House Financial Services Committee: CFPB Removed Safeguards to Achieve Political Goals

CFPB Auto Finance ECOA Disparate Impact

Consumer Finance

On January 20, Republicans on the House Committee on Financial Services issued a report alleging that the CFPB removed a number of safeguards from the claims process after it secured its first settlement with an auto finance company and the company’s subsidiary bank in 2013. The Committee’s most recent report follows a November 2015 report in which the Republican staff (i) criticized the CFPB’s approach for determining discrimination in the auto lending industry; and (ii) questioned the CFPB’s authority to bring claims against banks involved in indirect auto lending under ECOA on a disparate impact theory. According to the more recently published report, the CFPB failed to confirm that funds from the 2013 settlement would be distributed to eligible recipients.
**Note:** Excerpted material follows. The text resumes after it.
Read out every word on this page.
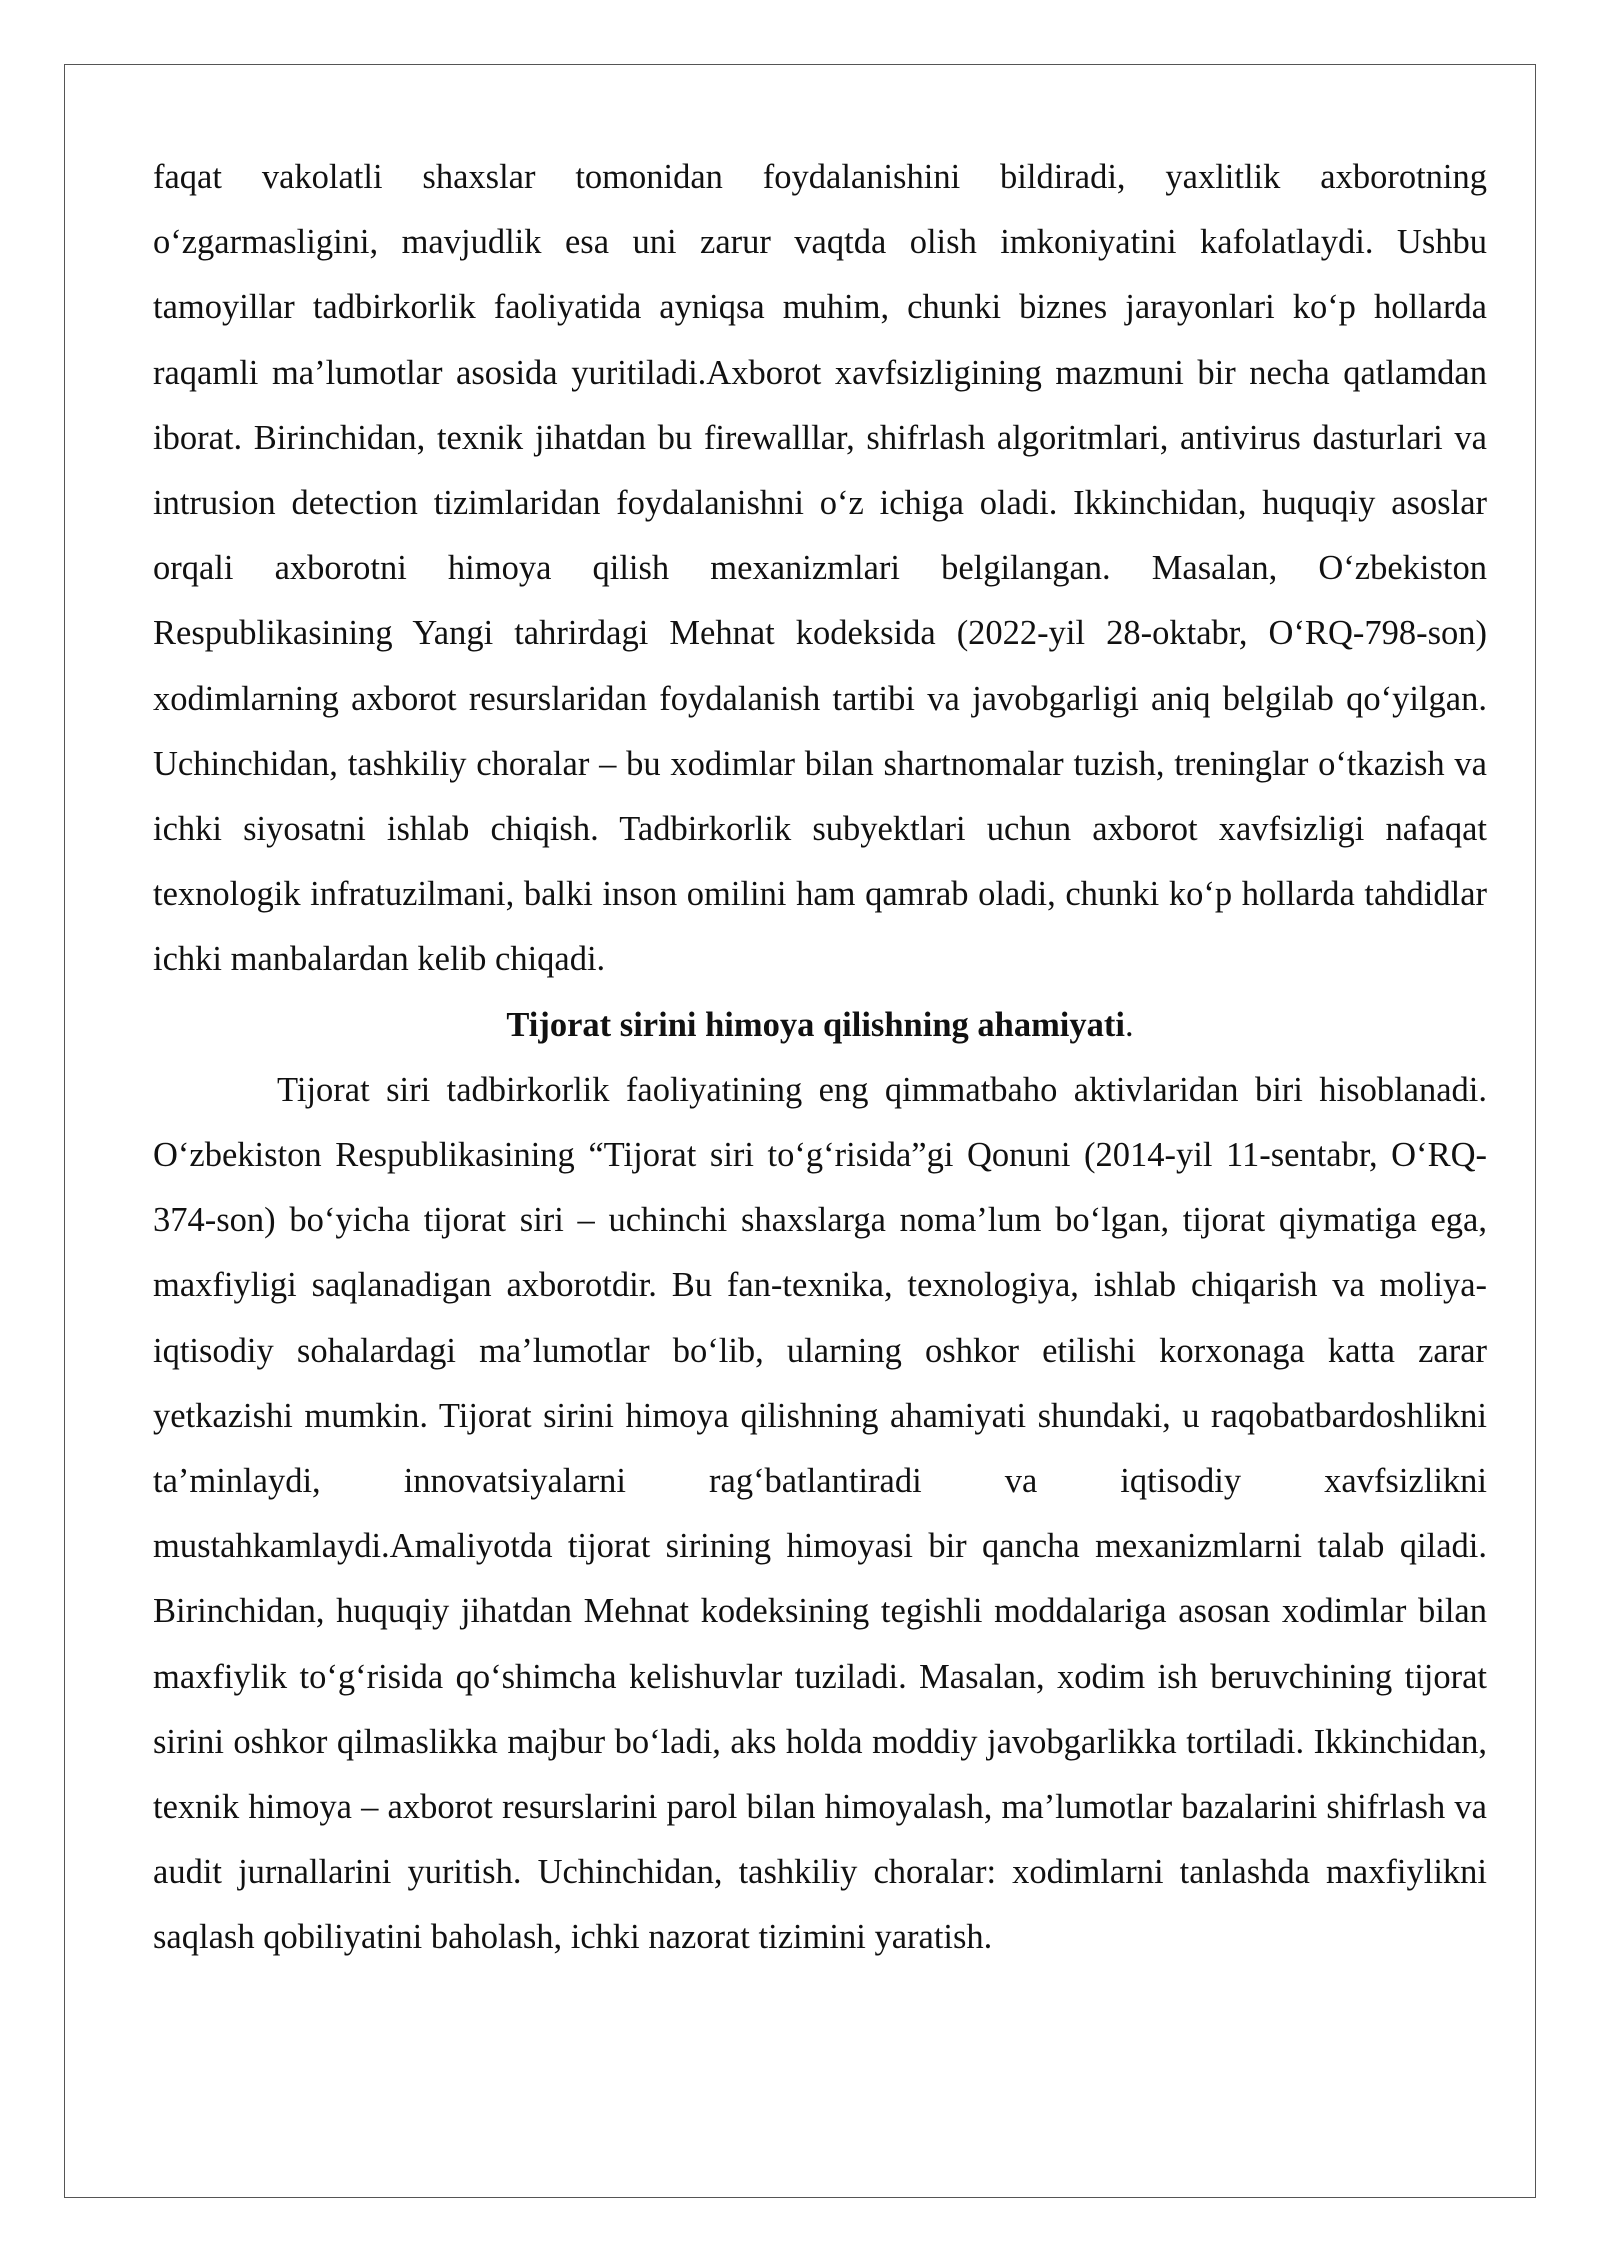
faqat vakolatli shaxslar tomonidan foydalanishini bildiradi, yaxlitlik axborotning o‘zgarmasligini, mavjudlik esa uni zarur vaqtda olish imkoniyatini kafolatlaydi. Ushbu tamoyillar tadbirkorlik faoliyatida ayniqsa muhim, chunki biznes jarayonlari ko‘p hollarda raqamli ma’lumotlar asosida yuritiladi.Axborot xavfsizligining mazmuni bir necha qatlamdan iborat. Birinchidan, texnik jihatdan bu firewalllar, shifrlash algoritmlari, antivirus dasturlari va intrusion detection tizimlaridan foydalanishni o‘z ichiga oladi. Ikkinchidan, huquqiy asoslar orqali axborotni himoya qilish mexanizmlari belgilangan. Masalan, O‘zbekiston Respublikasining Yangi tahrirdagi Mehnat kodeksida (2022-yil 28-oktabr, O‘RQ-798-son) xodimlarning axborot resurslaridan foydalanish tartibi va javobgarligi aniq belgilab qo‘yilgan. Uchinchidan, tashkiliy choralar – bu xodimlar bilan shartnomalar tuzish, treninglar o‘tkazish va ichki siyosatni ishlab chiqish. Tadbirkorlik subyektlari uchun axborot xavfsizligi nafaqat texnologik infratuzilmani, balki inson omilini ham qamrab oladi, chunki ko‘p hollarda tahdidlar ichki manbalardan kelib chiqadi.

Tijorat sirini himoya qilishning ahamiyati.

Tijorat siri tadbirkorlik faoliyatining eng qimmatbaho aktivlaridan biri hisoblanadi. O‘zbekiston Respublikasining “Tijorat siri to‘g‘risida”gi Qonuni (2014-yil 11-sentabr, O‘RQ-374-son) bo‘yicha tijorat siri – uchinchi shaxslarga noma’lum bo‘lgan, tijorat qiymatiga ega, maxfiyligi saqlanadigan axborotdir. Bu fan-texnika, texnologiya, ishlab chiqarish va moliya-iqtisodiy sohalardagi ma’lumotlar bo‘lib, ularning oshkor etilishi korxonaga katta zarar yetkazishi mumkin. Tijorat sirini himoya qilishning ahamiyati shundaki, u raqobatbardoshlikni ta’minlaydi, innovatsiyalarni rag‘batlantiradi va iqtisodiy xavfsizlikni mustahkamlaydi.Amaliyotda tijorat sirining himoyasi bir qancha mexanizmlarni talab qiladi. Birinchidan, huquqiy jihatdan Mehnat kodeksining tegishli moddalariga asosan xodimlar bilan maxfiylik to‘g‘risida qo‘shimcha kelishuvlar tuziladi. Masalan, xodim ish beruvchining tijorat sirini oshkor qilmaslikka majbur bo‘ladi, aks holda moddiy javobgarlikka tortiladi. Ikkinchidan, texnik himoya – axborot resurslarini parol bilan himoyalash, ma’lumotlar bazalarini shifrlash va audit jurnallarini yuritish. Uchinchidan, tashkiliy choralar: xodimlarni tanlashda maxfiylikni saqlash qobiliyatini baholash, ichki nazorat tizimini yaratish.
Specifically, the report states that when CFPB Director Cordray announced that $80 million would be paid to consumers affected by the auto finance company’s practices, he “did not know the race of a single borrower in any vehicle finance contract purchased by [the company].” The report further comments that, “Bureau officials knew that in order to generate a sufficient number of check recipients, they would have to remove a number of safeguards from the claims process, including confirming the race of claimants alleged to have been discriminated against, thus making it more likely that non-minority consumers would receive remuneration.”